Sequence and XOR Transformation
Most binary packets carry a sequence byte and use three XOR passes over the payload plus a trailing zero. The message indexes call this Encrypted: Yes for protocol familiarity. It is obfuscation rather than authenticated encryption: there is no integrity tag, message authentication code, or cryptographic security boundary.
Wire placement
The transformation applies inside the standard 0xAA frame:
Encrypted: AA [uint16 body_length, big-endian] [action] [sequence] [XOR(payload || 00)]
Not encrypted: AA [uint16 body_length, big-endian] [action] [payload] [00]
body_length counts the action and every subsequent body byte. It excludes the marker and the two-byte length. The action remains visible in both forms. Only the payload and trailing zero enter the XOR passes.
These actions bypass the sequence and XOR code:
| Direction | Encrypted: No |
|---|---|
| Client to server | 0x00, 0x10, 0x48 |
| Server to client | 0x00, 0x03, 0x40 |
All other fixed actions in the current indexes use the encrypted branch.
Runtime state and defaults
| State | Default | Behavior |
|---|---|---|
| Repeating key | Nine ASCII bytes NexonInc. | Repeats across the transformed data. |
| Table function | 0 | Produces the identity table, where the generated byte equals input_value. |
| Client send sequence | 0x00 | Inserted after the action and incremented modulo 256 after each encrypted client packet. |
Clear client packets do not consume the client send sequence. On receive, the decoder uses the sequence carried by the server packet. No independent receive counter or monotonic-sequence check appears in the decoded server path.

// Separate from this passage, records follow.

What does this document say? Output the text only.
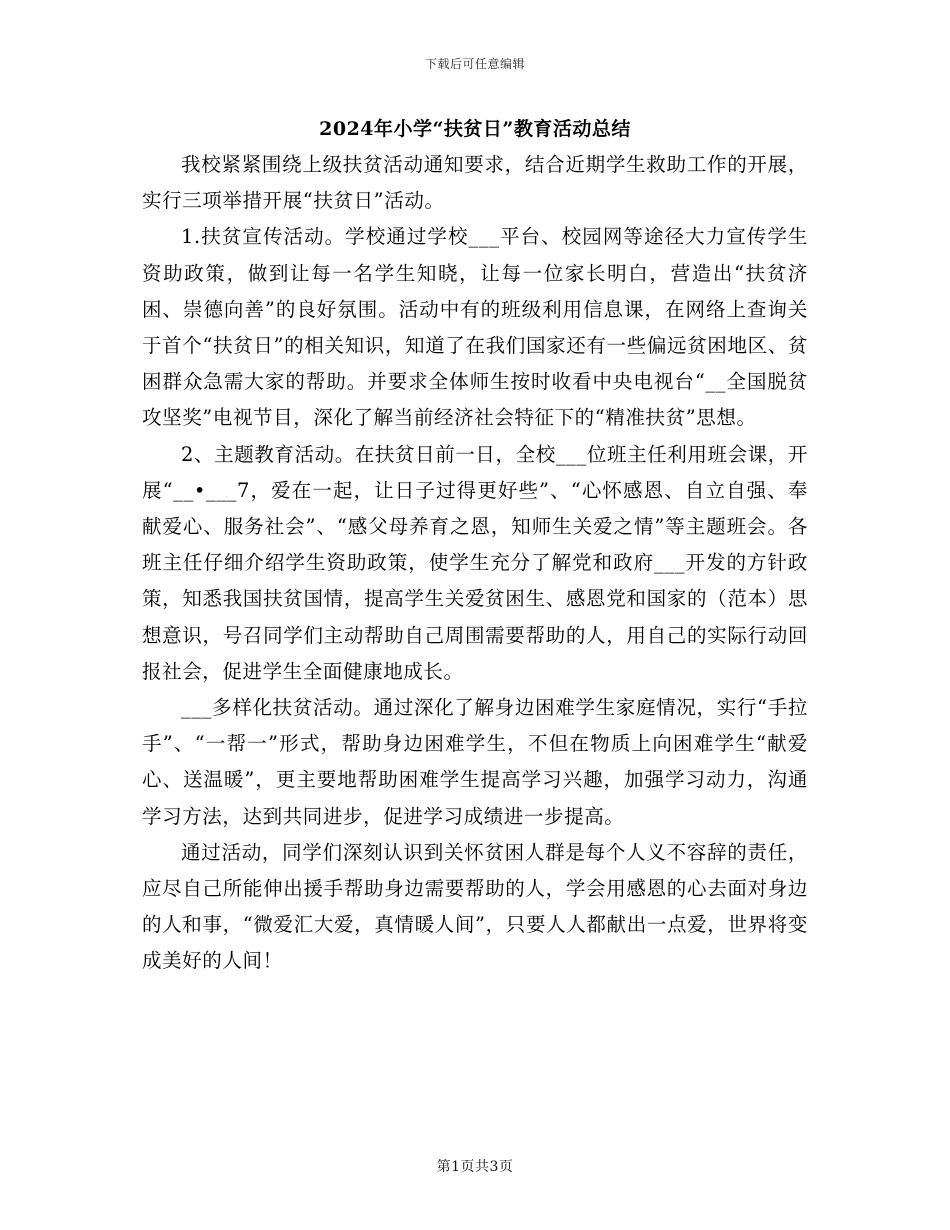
下载后可任意编辑
2024年小学“扶贫日”教育活动总结

我校紧紧围绕上级扶贫活动通知要求，结合近期学生救助工作的开展，实行三项举措开展“扶贫日”活动。

1.扶贫宣传活动。学校通过学校___平台、校园网等途径大力宣传学生资助政策，做到让每一名学生知晓，让每一位家长明白，营造出“扶贫济困、崇德向善”的良好氛围。活动中有的班级利用信息课，在网络上查询关于首个“扶贫日”的相关知识，知道了在我们国家还有一些偏远贫困地区、贫困群众急需大家的帮助。并要求全体师生按时收看中央电视台“__全国脱贫攻坚奖”电视节目，深化了解当前经济社会特征下的“精准扶贫”思想。

2、主题教育活动。在扶贫日前一日，全校___位班主任利用班会课，开展“__•___7，爱在一起，让日子过得更好些”、“心怀感恩、自立自强、奉献爱心、服务社会”、“感父母养育之恩，知师生关爱之情”等主题班会。各班主任仔细介绍学生资助政策，使学生充分了解党和政府___开发的方针政策，知悉我国扶贫国情，提高学生关爱贫困生、感恩党和国家的（范本）思想意识，号召同学们主动帮助自己周围需要帮助的人，用自己的实际行动回报社会，促进学生全面健康地成长。

___多样化扶贫活动。通过深化了解身边困难学生家庭情况，实行“手拉手”、“一帮一”形式，帮助身边困难学生，不但在物质上向困难学生“献爱心、送温暖”，更主要地帮助困难学生提高学习兴趣，加强学习动力，沟通学习方法，达到共同进步，促进学习成绩进一步提高。

通过活动，同学们深刻认识到关怀贫困人群是每个人义不容辞的责任，应尽自己所能伸出援手帮助身边需要帮助的人，学会用感恩的心去面对身边的人和事，“微爱汇大爱，真情暖人间”，只要人人都献出一点爱，世界将变成美好的人间！

第1页共3页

Server-controlled key and table
The server can replace both transformation inputs during the clear SVersionCheck action 0x00. Subtype 0x00 has this payload prefix:
| Payload offset | Width | Field | Behavior |
|---|---|---|---|
0x00 | 1 | subtype | Constant 0x00 for transformation negotiation. |
0x01 | 1 | server_version | Stored and compared with the active server version. |
0x02 | 1 | table_function | Queues regeneration with function index 0 through 9. |
0x03 | 1 | key_length | The main-menu handler requires exactly 9. |
0x04 | key_length | key | Copied and queued as the new repeating key. |
ui_main_menu_handle_server_packet queues the table update through net_queue_xor_table_function and the key update through net_queue_xor_key. Socket work codes 11 and 10 apply them in net_process_work_item. The general setter accepts a key length no greater than nine, but this server-negotiation path asserts that the supplied length equals nine.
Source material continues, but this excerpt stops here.